27 Mayıs 1960 darbesine selam duranların aksine İbrahim Kaypakkaya 27 Mayıs 1960 askeri faşist darbesini şöyle değerlendirir: “27 Mayıs hareketine önderlik eden ve sonunda iktidarı ele geçiren sınıf, CHP’ye hâkim komprador büyük burjuvazi ve toprak ağaları kliğidir. Orta burjuvazi onun peşinde yedek kuvvet olarak yer almıştır.” (“Bütün Eserleri”, İbrahim Kaypakkaya, s.322, Nisan Yayıncılık, Ekim 2016, İstanbul)
Sonuç
Tarihin binlerce yıl öncesinde veya günümüzde iktidar dalaşlarının bir aracı olan darbeler hep aynı yöntemle yapılmıştır.
Her darbeden sonra yeniden sivilleşme/görüntü değişikliği gündeme gelmiş; çünkü “uzun yıllar boyunca iktidarda kalan ordu, ordu olmaktan çıkar” anlayışı hâkim sınıflar açısından çok iyi kavranmıştır.
Darbe dönemlerinde sıkça tekrarlanan “Ordu millet el ele” sivilleşme sürecinde yerini “milli iradeye” bırakmıştır. Bu irade ile yönetilemez durumlarda yönetim biçimi faşizm çare olarak gündeme gelmiştir.

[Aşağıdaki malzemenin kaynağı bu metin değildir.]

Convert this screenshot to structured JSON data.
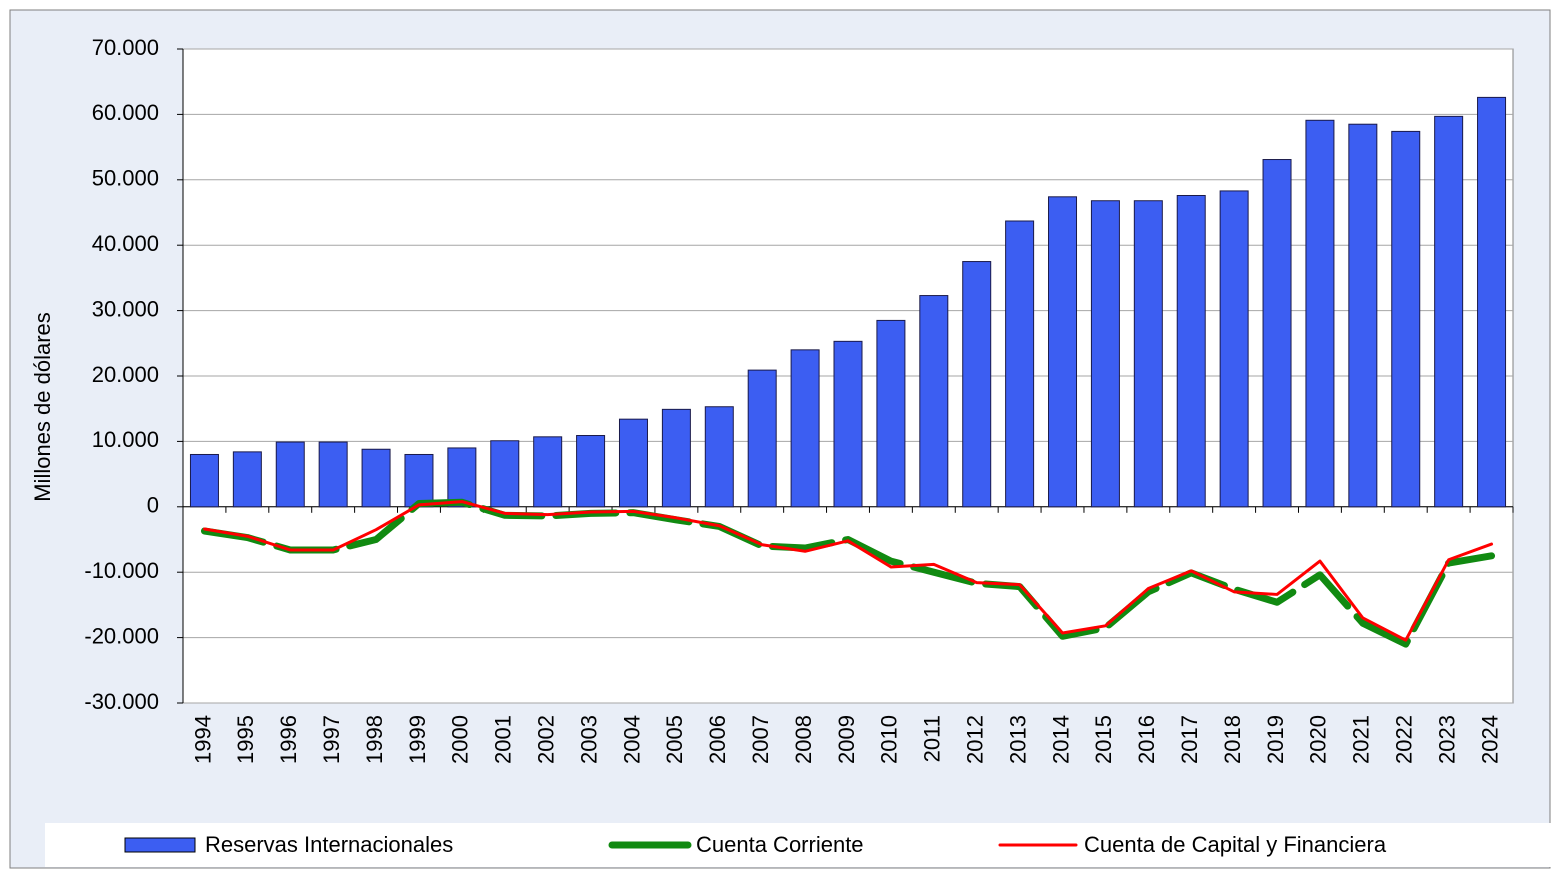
{
  "chart_data": {
    "type": "bar",
    "ylabel": "Millones de dólares",
    "categories": [
      "1994",
      "1995",
      "1996",
      "1997",
      "1998",
      "1999",
      "2000",
      "2001",
      "2002",
      "2003",
      "2004",
      "2005",
      "2006",
      "2007",
      "2008",
      "2009",
      "2010",
      "2011",
      "2012",
      "2013",
      "2014",
      "2015",
      "2016",
      "2017",
      "2018",
      "2019",
      "2020",
      "2021",
      "2022",
      "2023",
      "2024"
    ],
    "series": [
      {
        "name": "Reservas Internacionales",
        "type": "bar",
        "color": "#3c5ef2",
        "values": [
          8000,
          8400,
          9900,
          9900,
          8800,
          8000,
          9000,
          10100,
          10700,
          10900,
          13400,
          14900,
          15300,
          20900,
          24000,
          25300,
          28500,
          32300,
          37500,
          43700,
          47400,
          46800,
          46800,
          47600,
          48300,
          53100,
          59100,
          58500,
          57400,
          59700,
          62600
        ]
      },
      {
        "name": "Cuenta Corriente",
        "type": "line",
        "color": "#118a11",
        "values": [
          -3700,
          -4700,
          -6600,
          -6600,
          -5000,
          500,
          700,
          -1300,
          -1400,
          -1000,
          -900,
          -2000,
          -3000,
          -6000,
          -6300,
          -5000,
          -8300,
          -10000,
          -11700,
          -12200,
          -19800,
          -18500,
          -13000,
          -10100,
          -12600,
          -14600,
          -10400,
          -17800,
          -21000,
          -8600,
          -7500
        ]
      },
      {
        "name": "Cuenta de Capital y Financiera",
        "type": "line",
        "color": "#ff0000",
        "values": [
          -3400,
          -4500,
          -6600,
          -6600,
          -3500,
          300,
          800,
          -1000,
          -1200,
          -800,
          -700,
          -1700,
          -2900,
          -5800,
          -6800,
          -5200,
          -9200,
          -8800,
          -11600,
          -11900,
          -19300,
          -18200,
          -12500,
          -9800,
          -13000,
          -13400,
          -8300,
          -17000,
          -20400,
          -8100,
          -5700
        ]
      }
    ],
    "ylim": [
      -30000,
      70000
    ],
    "yticks": [
      {
        "value": -30000,
        "label": "-30.000"
      },
      {
        "value": -20000,
        "label": "-20.000"
      },
      {
        "value": -10000,
        "label": "-10.000"
      },
      0,
      {
        "value": 10000,
        "label": "10.000"
      },
      {
        "value": 20000,
        "label": "20.000"
      },
      {
        "value": 30000,
        "label": "30.000"
      },
      {
        "value": 40000,
        "label": "40.000"
      },
      {
        "value": 50000,
        "label": "50.000"
      },
      {
        "value": 60000,
        "label": "60.000"
      },
      {
        "value": 70000,
        "label": "70.000"
      }
    ],
    "grid": true,
    "legend": "bottom"
  }
}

Önce durumu olduğu gibi tespit edip, kendimizi kısa süreli çözüm varmış gibi kandırıp, kısa süreli çözümlere odaklanmamalıyız. Odaklanacağımız çalışma uzun süreli, uzun soluklu, köklü çözüm içermektedir. Demokrasiyi devrimle kazanma çalışması esas çalışma olmak zorundadır. Olacaktır.

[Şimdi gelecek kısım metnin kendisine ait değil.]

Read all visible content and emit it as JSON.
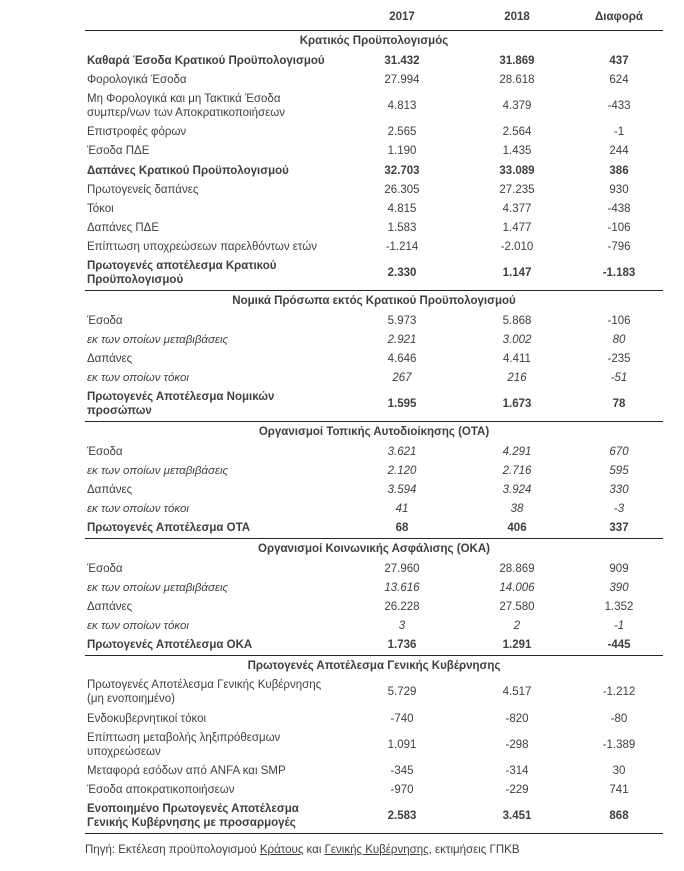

“Demokrasiyi korumak”, “yeniden tesis etmek” vs. adına yapılan askeri darbeler, ülkelerimizin demokrasi yönünde gelişmesinin engelleri olmuştur.
Ne yapmalı; ne gerekli konusuna bugün verilmesi gereken doğru cevap;
İşçi sınıfının öncü kesimlerini devrim için kazanmak ve örgütleme içinde birleştirmektir. Görev bu. Söylemek kolay. Yapmak zor. Yapmaktan başka seçeneğimiz yok.
Varsın egemen güçler zulüm yağdırsınlar. Bizleri de debelendikleri lağım çukuruna çekme çabalarına karşı duracağız! Darbeler yapsınlar, kendi hesaplarına göre aynı çanakta yedikleri darbecileriyle hesaplaşsınlar! Biz seçimimizi çoktan yaptık. Bunların kara bulutlarını dağıtmaya ant içtik. Gerçek kurtuluşun bunların herhangi birinin yanında, arkasında, sağında solunda olmayacağımızı çoktan biliyoruz! Bildiklerimizi halklarımız da bilsin diye paylaşıyoruz!
Gerçek kurtuluş darbelerde değil devrimledir.
(Yeni Dünya İçin Çağrı sayı 200’de yayınlanan “Darbeler Üzerine” başlıklı yazıdan alınmıştır.)